The news lifted its shares as a solid underlying performance in Latin America offset sluggishness in Britain. 

Santander's diversification overseas, especially in Brazil and Mexico, has helped the bank cope with tough conditions for lenders in Europe in the years since the financial crisis.

But the bank still has consistently had weaker solvency ratios than its European peers. 

The lender had said in the previous quarter that it was aiming to end 2019 with a capital ratio of 11.4% to 11.5%.

But today it struck a more bullish tone saying its CET1 capital ratio had risen by 35 basis points to 11.65% and was expected to end 2020 close to 12%. 

Shares in Santander, the second-biggest bank in the euro zone in terms of market value, were up 4.5% this morning to become the top performer on Spain's blue chip index as investors focused on progress in areas such as solvency.

"We earned the loyalty of our customers, delivering record annual revenues and strong underlying profit.
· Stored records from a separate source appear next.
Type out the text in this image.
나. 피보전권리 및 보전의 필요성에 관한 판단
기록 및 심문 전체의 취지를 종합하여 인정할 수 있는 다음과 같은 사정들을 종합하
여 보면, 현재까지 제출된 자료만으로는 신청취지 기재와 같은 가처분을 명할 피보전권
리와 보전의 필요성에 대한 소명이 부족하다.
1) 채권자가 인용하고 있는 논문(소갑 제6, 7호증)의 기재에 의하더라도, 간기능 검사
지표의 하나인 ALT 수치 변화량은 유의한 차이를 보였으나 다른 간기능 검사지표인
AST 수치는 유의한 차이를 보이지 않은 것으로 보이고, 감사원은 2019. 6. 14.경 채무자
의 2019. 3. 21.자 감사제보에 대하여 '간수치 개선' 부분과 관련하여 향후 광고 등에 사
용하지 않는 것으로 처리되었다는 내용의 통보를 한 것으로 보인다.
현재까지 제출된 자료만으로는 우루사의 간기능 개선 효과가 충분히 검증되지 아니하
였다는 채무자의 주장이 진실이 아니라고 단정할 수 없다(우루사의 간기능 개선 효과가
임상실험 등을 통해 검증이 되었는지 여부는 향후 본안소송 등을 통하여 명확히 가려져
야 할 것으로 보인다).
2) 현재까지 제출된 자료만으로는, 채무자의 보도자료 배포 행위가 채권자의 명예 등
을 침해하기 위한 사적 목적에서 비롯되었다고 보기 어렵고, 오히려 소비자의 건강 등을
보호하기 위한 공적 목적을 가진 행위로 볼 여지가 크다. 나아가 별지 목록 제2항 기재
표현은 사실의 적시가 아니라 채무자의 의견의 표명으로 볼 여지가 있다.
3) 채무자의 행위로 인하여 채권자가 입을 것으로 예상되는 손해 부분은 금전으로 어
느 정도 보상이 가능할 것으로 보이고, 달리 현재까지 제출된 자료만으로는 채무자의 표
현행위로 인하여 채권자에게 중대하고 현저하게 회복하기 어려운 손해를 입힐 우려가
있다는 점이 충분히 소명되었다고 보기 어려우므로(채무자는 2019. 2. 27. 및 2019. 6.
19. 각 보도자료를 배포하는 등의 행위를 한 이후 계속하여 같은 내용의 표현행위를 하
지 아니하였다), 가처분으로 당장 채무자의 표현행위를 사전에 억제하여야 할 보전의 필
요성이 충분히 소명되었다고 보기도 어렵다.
This allowed us to further strengthen our capital base and grow our CET1 capital ratio," Santander's executive chairman Ana Botin said. 

Santander also said it was well on the way to achieving its medium-term goals and expected to deliver high single digit average annual earnings per share growth over the next three years 

It posted a 35% increase in fourth-quarter net profit from a year earlier to €2.78 billion euros, beating analysts expectations of €2.5 billion, according to a Reuters poll. 

The bottom line was buoyed by capital gains of €711m, mainly related to an agreement with Credit Agricole to combine both banks' custody and asset servicing operations. 

Net profit for the whole of 2019 fell 16.6% to €6.5 billion, hit by one-off charges of €1.74 billion related primarily to its British business in the third quarter.

Overall, net interest income, a measure of earnings on loans minus deposit costs, was €8.84 billion, down 2.4% from the same quarter last year but 0.4% higher than in the previous quarter due to solid lending growth in Latin America. 

Analysts had forecast a NII of €8.86 billion.

The bank also said today it would pay a second dividend of 0.13 euros per share, which, when added to a 0.10 euro per share dividend paid in November, takes the full-year 2019 dividend to 0.23 euros per share, the same as in 2018.